Rhena memutar matanya. Bukan dia sih yang mau tukar tempat duduk tapi ngisengin Shesyan seru juga kali yah? “Dulu kan lu maunya duduk sama Axel.” Ujar Rhena.

"Gue udah biasa kok duduk sama lu.” Sahut Shesyan.
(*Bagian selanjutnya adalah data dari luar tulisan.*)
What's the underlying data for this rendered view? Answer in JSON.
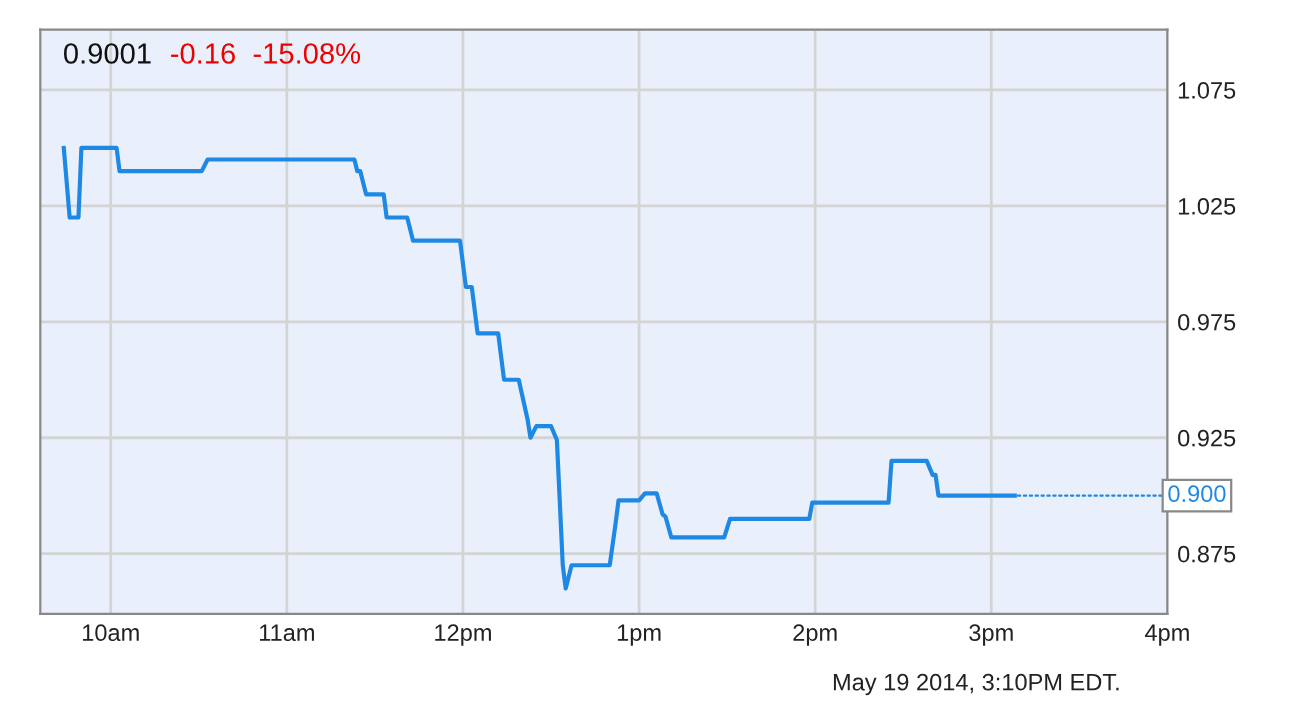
{
  "chart_data": {
    "type": "line",
    "title": "0.9001",
    "subtitle": "-0.16  -15.08%",
    "x": [
      "2014-05-19T09:44",
      "2014-05-19T09:46",
      "2014-05-19T09:49",
      "2014-05-19T09:50",
      "2014-05-19T10:02",
      "2014-05-19T10:03",
      "2014-05-19T10:31",
      "2014-05-19T10:33",
      "2014-05-19T11:23",
      "2014-05-19T11:24",
      "2014-05-19T11:25",
      "2014-05-19T11:27",
      "2014-05-19T11:33",
      "2014-05-19T11:34",
      "2014-05-19T11:41",
      "2014-05-19T11:43",
      "2014-05-19T11:59",
      "2014-05-19T12:01",
      "2014-05-19T12:03",
      "2014-05-19T12:05",
      "2014-05-19T12:12",
      "2014-05-19T12:14",
      "2014-05-19T12:19",
      "2014-05-19T12:22",
      "2014-05-19T12:23",
      "2014-05-19T12:25",
      "2014-05-19T12:30",
      "2014-05-19T12:32",
      "2014-05-19T12:34",
      "2014-05-19T12:35",
      "2014-05-19T12:37",
      "2014-05-19T12:50",
      "2014-05-19T12:52",
      "2014-05-19T12:53",
      "2014-05-19T13:00",
      "2014-05-19T13:02",
      "2014-05-19T13:06",
      "2014-05-19T13:08",
      "2014-05-19T13:09",
      "2014-05-19T13:11",
      "2014-05-19T13:29",
      "2014-05-19T13:31",
      "2014-05-19T13:58",
      "2014-05-19T13:59",
      "2014-05-19T14:25",
      "2014-05-19T14:26",
      "2014-05-19T14:38",
      "2014-05-19T14:40",
      "2014-05-19T14:41",
      "2014-05-19T14:42",
      "2014-05-19T15:08"
    ],
    "series": [
      {
        "color": "#1e88e5",
        "values": [
          1.05,
          1.02,
          1.02,
          1.05,
          1.05,
          1.04,
          1.04,
          1.045,
          1.045,
          1.04,
          1.04,
          1.03,
          1.03,
          1.02,
          1.02,
          1.01,
          1.01,
          0.99,
          0.99,
          0.97,
          0.97,
          0.95,
          0.95,
          0.933,
          0.925,
          0.93,
          0.93,
          0.924,
          0.87,
          0.86,
          0.87,
          0.87,
          0.888,
          0.898,
          0.898,
          0.901,
          0.901,
          0.892,
          0.891,
          0.882,
          0.882,
          0.89,
          0.89,
          0.897,
          0.897,
          0.915,
          0.915,
          0.909,
          0.909,
          0.9,
          0.9
        ]
      }
    ],
    "xlim": [
      "2014-05-19T09:36",
      "2014-05-19T16:00"
    ],
    "ylim": [
      0.849,
      1.101
    ],
    "xticks": [
      {
        "value": "2014-05-19T10:00",
        "label": "10am"
      },
      {
        "value": "2014-05-19T11:00",
        "label": "11am"
      },
      {
        "value": "2014-05-19T12:00",
        "label": "12pm"
      },
      {
        "value": "2014-05-19T13:00",
        "label": "1pm"
      },
      {
        "value": "2014-05-19T14:00",
        "label": "2pm"
      },
      {
        "value": "2014-05-19T15:00",
        "label": "3pm"
      },
      {
        "value": "2014-05-19T16:00",
        "label": "4pm"
      }
    ],
    "yticks": [
      {
        "value": 0.875,
        "label": "0.875"
      },
      {
        "value": 0.925,
        "label": "0.925"
      },
      {
        "value": 0.975,
        "label": "0.975"
      },
      {
        "value": 1.025,
        "label": "1.025"
      },
      {
        "value": 1.075,
        "label": "1.075"
      }
    ],
    "grid": true,
    "marker": "none",
    "line_style": "solid",
    "legend": false,
    "annotations": [
      {
        "text": "0.900",
        "x": "2014-05-19T15:08",
        "y": 0.9
      },
      "May 19 2014, 3:10PM EDT."
    ]
  }
}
"Tapi sekarang gue mau pindah ah..” Ucap Rhena. “Di belakang suka berisik, susah dengerin guru ngomong, terus—“

"Jangan pindah.” Suara pelan Shesyan menghentikan kata-kata Rhena.

"Kenapa?” Pertanyaan itu terlontar begitu saja dari mulut Rhena.

"Gue suka..” Shesyan menatap mata Rhena. Rhena bisa merasakan jantungnya berdetak lebih cepat. “..duduk sama lu. Setelah gue pikir-pikir, kalau gue duduk sama Axel gue pasti kerjaannya maen mulu, bercanda. Tapi kalau sama lu, gue bisa konsen belajar. Jadi, jangan pindah.” Lanjut Shesyan.

Rhena memalingkan wajahnya. OMG, dia kira Shesyan mau bilang dia suka sama dirinya.. Pipinya memerah karena malu.

"Ree?”

Rhena tertawa untuk menutupi gugupnya. Ia menepuk lengan Shesyan pelan. “Bercanda kok, Yan.. Gue ngga pindah. Sherin yang mau pindah soalnya udah burem liat ke papan tulis.” Seru Rhena riang. “Nanti mesti bilang ke Bu Dini kayaknya.”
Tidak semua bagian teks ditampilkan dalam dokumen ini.